Tom Watson went on the campaign against Frank, issuing perspectives against him and any discussions of his verdict.
Lynching
On August 16, a procession of eight cars bearing twenty-five men from the Atlanta region “the Knights of Mary Phagan”, came to the Georgia State Prison approximately at 10 PM. They cut the phone wires, grabbed Frank, and left into the night. Seven of the vehicles then took back roads directed for Marietta, whereas one car proceeded as a snare in case of the chase. (Connolly, 1914)
On the sunrise of the 17th, they got to the suburbs of Marietta. There, at Frey’s Grove, near Phagan’s home, the people concluded to hang Frank. Declaring his blamelessness, Frank’s only demand was to return the wedding ring to his wife. When the lynching speech spread, crowds collected to see the hanging corpse. Several photographers were invited for the execution, and afterward, the photos were sold like postcards. Several witnesses started inflicting aggression to Frank’s corpse but a former judge, Newt Morris, induced them to stop.
Frank’s body was then transported to a mortician in Atlanta, with a line of cars following at the rear. Nevertheless, the funeral director attempted to keep the body covered; a large mod soon collected claiming to see it. After a stone was thrown into a window, governors consented to let the public see the corpse. Under police regulation, thousands of inquisitive Atlanta-area inhabitants filed by solitary file to see Frank’s body. That night his body was quickly preserved and put on a train for New York, where he was buried with ceremonies. (Connolly, 1914)
The purpose of the article by Connolly
The fact is, this chapter is aimed to be both: the analysis and the conclusion of the paper, as all the necessary facts have been given above, and such a complex case takes much time to be sorted out. Connolly gave the case as completely as it is was possible at that time. The most obvious, that the purpose of the paper was not just to sort out and analyze the case, but to keep all the possible details for the next generations, as historical facts and affairs tend to lose and gain some details for the times go by. Thus historical facts tend to change and be distorted. To prevent this, the author decided to gather all the facts, parallel occasions, and the distinguished consequences in the only paper, and it is necessary to mention, that the significance of this work is beyond any doubt. First of all, it gives a clear realization of the reasons for the Ku Klux Klan’s restoration as an organization that played its crucial role in the destiny of ethnic minorities in the USA. As a historical document, it provides a distinct description of the epoch, relations among citizens, between management and employees, the conditions of work for the factory workers, and so on.
As for the authenticity and reliability of the data, revealed in the paper, it is necessary to mention, that it is beyond doubt within the researchers, but giving such amount of details, some of which contradict each other, the article may give an impulse for the appearing of some alternative versions.

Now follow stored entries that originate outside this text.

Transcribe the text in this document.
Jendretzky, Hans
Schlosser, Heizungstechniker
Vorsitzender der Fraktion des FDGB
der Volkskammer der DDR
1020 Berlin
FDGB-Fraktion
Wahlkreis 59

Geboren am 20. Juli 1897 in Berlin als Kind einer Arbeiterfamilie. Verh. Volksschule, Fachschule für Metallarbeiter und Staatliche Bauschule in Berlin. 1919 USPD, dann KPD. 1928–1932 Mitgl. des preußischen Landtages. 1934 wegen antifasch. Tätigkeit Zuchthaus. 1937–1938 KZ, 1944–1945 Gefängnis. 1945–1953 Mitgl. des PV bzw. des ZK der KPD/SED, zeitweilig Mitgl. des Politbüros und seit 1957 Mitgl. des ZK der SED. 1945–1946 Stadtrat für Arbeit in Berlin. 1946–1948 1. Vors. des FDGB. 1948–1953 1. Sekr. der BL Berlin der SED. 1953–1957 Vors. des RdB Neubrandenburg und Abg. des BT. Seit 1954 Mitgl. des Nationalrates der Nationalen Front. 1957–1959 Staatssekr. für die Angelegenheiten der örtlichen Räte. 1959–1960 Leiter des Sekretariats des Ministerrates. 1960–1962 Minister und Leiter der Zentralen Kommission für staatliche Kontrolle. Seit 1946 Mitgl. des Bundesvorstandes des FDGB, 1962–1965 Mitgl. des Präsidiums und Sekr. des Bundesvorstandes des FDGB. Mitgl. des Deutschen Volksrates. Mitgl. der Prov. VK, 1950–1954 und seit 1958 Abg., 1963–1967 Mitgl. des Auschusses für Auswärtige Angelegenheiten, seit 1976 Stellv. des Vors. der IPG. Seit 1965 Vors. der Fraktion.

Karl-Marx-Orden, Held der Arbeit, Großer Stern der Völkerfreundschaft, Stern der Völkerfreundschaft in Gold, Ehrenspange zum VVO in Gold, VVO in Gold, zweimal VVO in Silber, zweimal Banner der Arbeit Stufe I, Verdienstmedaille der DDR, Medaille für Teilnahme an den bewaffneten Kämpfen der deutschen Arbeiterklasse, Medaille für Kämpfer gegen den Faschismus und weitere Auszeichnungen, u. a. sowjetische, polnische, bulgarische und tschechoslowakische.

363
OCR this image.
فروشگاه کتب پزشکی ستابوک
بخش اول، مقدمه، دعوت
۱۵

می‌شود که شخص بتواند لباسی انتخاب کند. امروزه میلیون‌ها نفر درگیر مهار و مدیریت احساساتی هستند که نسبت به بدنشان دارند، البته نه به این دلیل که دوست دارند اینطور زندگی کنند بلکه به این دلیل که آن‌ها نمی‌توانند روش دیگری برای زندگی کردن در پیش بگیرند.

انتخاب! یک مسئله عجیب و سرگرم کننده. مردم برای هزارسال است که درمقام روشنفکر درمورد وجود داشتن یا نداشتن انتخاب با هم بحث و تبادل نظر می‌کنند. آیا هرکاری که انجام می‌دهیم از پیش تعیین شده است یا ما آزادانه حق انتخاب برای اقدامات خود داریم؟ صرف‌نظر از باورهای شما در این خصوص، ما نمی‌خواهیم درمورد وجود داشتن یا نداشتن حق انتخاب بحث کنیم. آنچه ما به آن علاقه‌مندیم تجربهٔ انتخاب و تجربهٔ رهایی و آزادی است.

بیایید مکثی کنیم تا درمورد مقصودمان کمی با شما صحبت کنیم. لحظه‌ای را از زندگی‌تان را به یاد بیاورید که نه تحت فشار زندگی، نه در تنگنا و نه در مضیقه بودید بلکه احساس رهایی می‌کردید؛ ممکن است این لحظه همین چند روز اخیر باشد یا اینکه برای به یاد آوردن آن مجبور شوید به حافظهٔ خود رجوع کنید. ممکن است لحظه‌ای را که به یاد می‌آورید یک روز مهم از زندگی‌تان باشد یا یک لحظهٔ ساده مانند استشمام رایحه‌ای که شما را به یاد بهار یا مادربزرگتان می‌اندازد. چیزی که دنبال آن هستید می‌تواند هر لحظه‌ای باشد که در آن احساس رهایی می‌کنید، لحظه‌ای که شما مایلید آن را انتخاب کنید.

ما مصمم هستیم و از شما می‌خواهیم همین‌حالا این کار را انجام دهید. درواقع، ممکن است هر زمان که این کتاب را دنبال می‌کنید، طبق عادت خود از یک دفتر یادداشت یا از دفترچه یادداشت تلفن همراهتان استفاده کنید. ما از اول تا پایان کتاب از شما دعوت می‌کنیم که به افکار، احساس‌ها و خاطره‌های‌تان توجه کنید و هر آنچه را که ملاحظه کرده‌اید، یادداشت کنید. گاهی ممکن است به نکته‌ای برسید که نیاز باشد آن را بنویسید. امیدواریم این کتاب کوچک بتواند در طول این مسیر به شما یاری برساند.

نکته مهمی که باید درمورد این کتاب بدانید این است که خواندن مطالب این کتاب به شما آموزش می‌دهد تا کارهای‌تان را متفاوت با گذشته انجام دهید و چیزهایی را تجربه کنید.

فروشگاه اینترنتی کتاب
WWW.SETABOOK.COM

But as long as more significant historical matters stay unresolved, the Leo Frank case will stay on the back burner.
References
Connolly C.P. The frank Case Collier’s Magazine, Dec. 19, 1914
Leff, Laurel. “And the Dead Shall Rise: The Murder of Mary Phagan and the Lynching of Leo Frank.” American Jewish History 92.1 (2004): 145
Melnick, Jeffrey. “The Night Witch Did It: Villainy and Narrative in the Leo Frank Case.” American Literary History 12.1 & 2 (2000): 113-129.